On a toujours été beaucoup impliqués auprès des finissants de l’École de danse de Québec et L’Artère est devenue cette année gestionnaire du programme Première Ovation – Danse, une subvention qui soutient la relève artistique à Québec. C’est une belle reconnaissance. Il nous faut accentuer les efforts autour de cette relève et mieux nous ouvrir à la diversité des pratiques.
Tout en gardant notre spécialisation de nourrir les artistes professionnels en art du mouvement, on est en train de créer des rendez-vous avec le grand public en lui offrant l’expérience de la danse autrement qu’en étant spectateur: l’expérience de la danse dans le corps.
Qu’est-ce que l’organisme a apporté en 15 ans à la communauté de Québec?
Il a permis la rétention d’artistes sur le territoire. C’est en partie pour ça qu’on l’a fondé. Au départ c’était une coopérative, on était neuf membres: toutes à la fois sur le CA, gestionnaires et utilisatrices des services! On a créé un organisme pour répondre à nos besoins.
L’Artère a ainsi permis à la communauté de se développer, de perdurer. Une synergie s’est créée par des collaborations et un maillage avec des organismes homologues et d’autres institutions artistiques sur le territoire. L’Artère répond à un besoin de décloisonnement fort. On est beaucoup dans la rencontre avec d’autres disciplines aussi: on a offert une formation pour travailler l’argile par exemple, on organise des ateliers conjoints avec l’École de cirque de Québec, etc. On souhaite que la vision de notre pratique de l’art du mouvement circule dans les institutions autour de nous pour qu’on puisse grandir à la fois parallèlement, mais aussi ensemble et en cohésion.
L’Artère est à l’écoute et grandit en fonction de l’évolution du milieu et de la pratique. Je dirais pour terminer qu’elle a apporté l’ouverture à l’autre, l’ouverture sur le monde.
L’Artère est un organisme fondé et chapeauté par des femmes. La personne qui rentre en poste est un homme. Est-ce que cela va changer quelque chose?

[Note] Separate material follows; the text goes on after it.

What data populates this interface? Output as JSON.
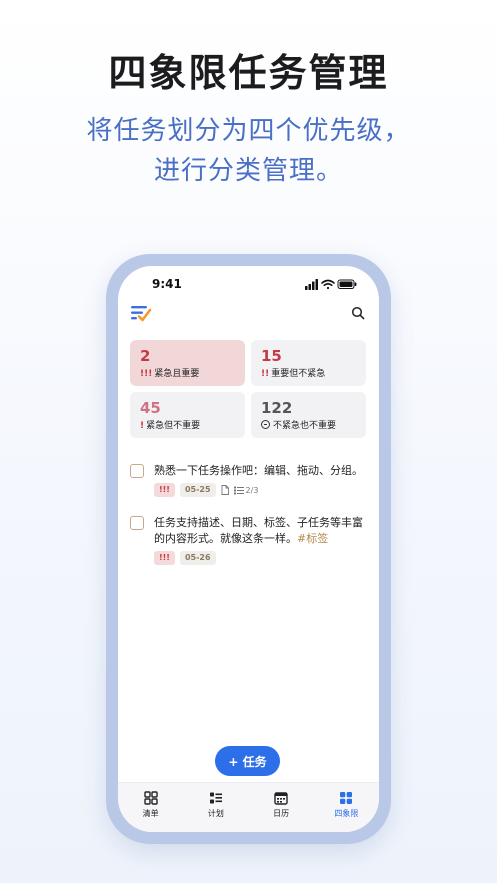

Je pense que ça va faire du bien qu’un homme se joigne à nous! Il fait preuve d’une grande bienveillance, de rigueur et d’écoute. Il a une belle façon de travailler, dans un esprit de collaboration. C’est d’ailleurs important pour nous de ne pas parler de «direction générale», on le voit plus comme le capitaine d’un bateau sur lequel les pouvoirs sont répartis. Il est là pour s’assurer de l’avancement des comités, que tout le monde ait les outils pour faire avancer la vision, la mission de L’Artère. Et il va travailler en collaboration avec les artistes qui feront les choix artistiques.
Certaines personnes qui sont dans l’organisme depuis le début, comme Ariane Voineau, continueront à porter la vision et la connaissance profonde de l’organisme.
Qui est donc ce nouveau capitaine?
François Lapointe est un archiviste, présentement au gouvernement à temps plein de jour et travailleur culturel bénévole le soir depuis 15 ans. Il a fait de la direction de production pour plusieurs projets artistiques. Pas en danse, mais on trouve ça justement très intéressant. Sa grande connaissance des organismes d’autres disciplines rencontre notre désir de métissage et d’hybridation.
En plus de ses grandes compétences de gestion, François va apporter un regard nouveau, des méthodes et des outils indispensables, tout en gardant la mission centrée sur l’art du mouvement et une attention portée aux liens à créer, partout. Je suis sûre qu’il va aider à renforcer cet objectif!
Il y aura sûrement de belles erreurs sur lesquelles rebondir et qui fleuriront vers autre chose. J’ai vraiment confiance.
Que souhaites-tu à L’Artère pour son quinzième anniversaire et cette entrée dans une nouvelle phase?
Je souhaite qu’elle puisse s’ancrer, se stabiliser. D’un point de vue factuel en ayant un financement au fonctionnement pour sortir de la précarité, se développer à son plein potentiel et servir au mieux la pratique de l’art du mouvement à Québec. Elle a tant à offrir!
Mon grand souhait est qu’elle continue d’affirmer son autonomie et sa singularité tout en travaillant avec le Groupe Danse Partout, pour maintenir un équilibre des pouvoirs.
J’aimerais aussi renforcer le dialogue et les échanges entre Québec et Montréal, rallier les professionnels isolés en région et éventuellement rejoindre les réseaux de loisirs, les nourrir, partager des outils. En somme, continuer de décloisonner!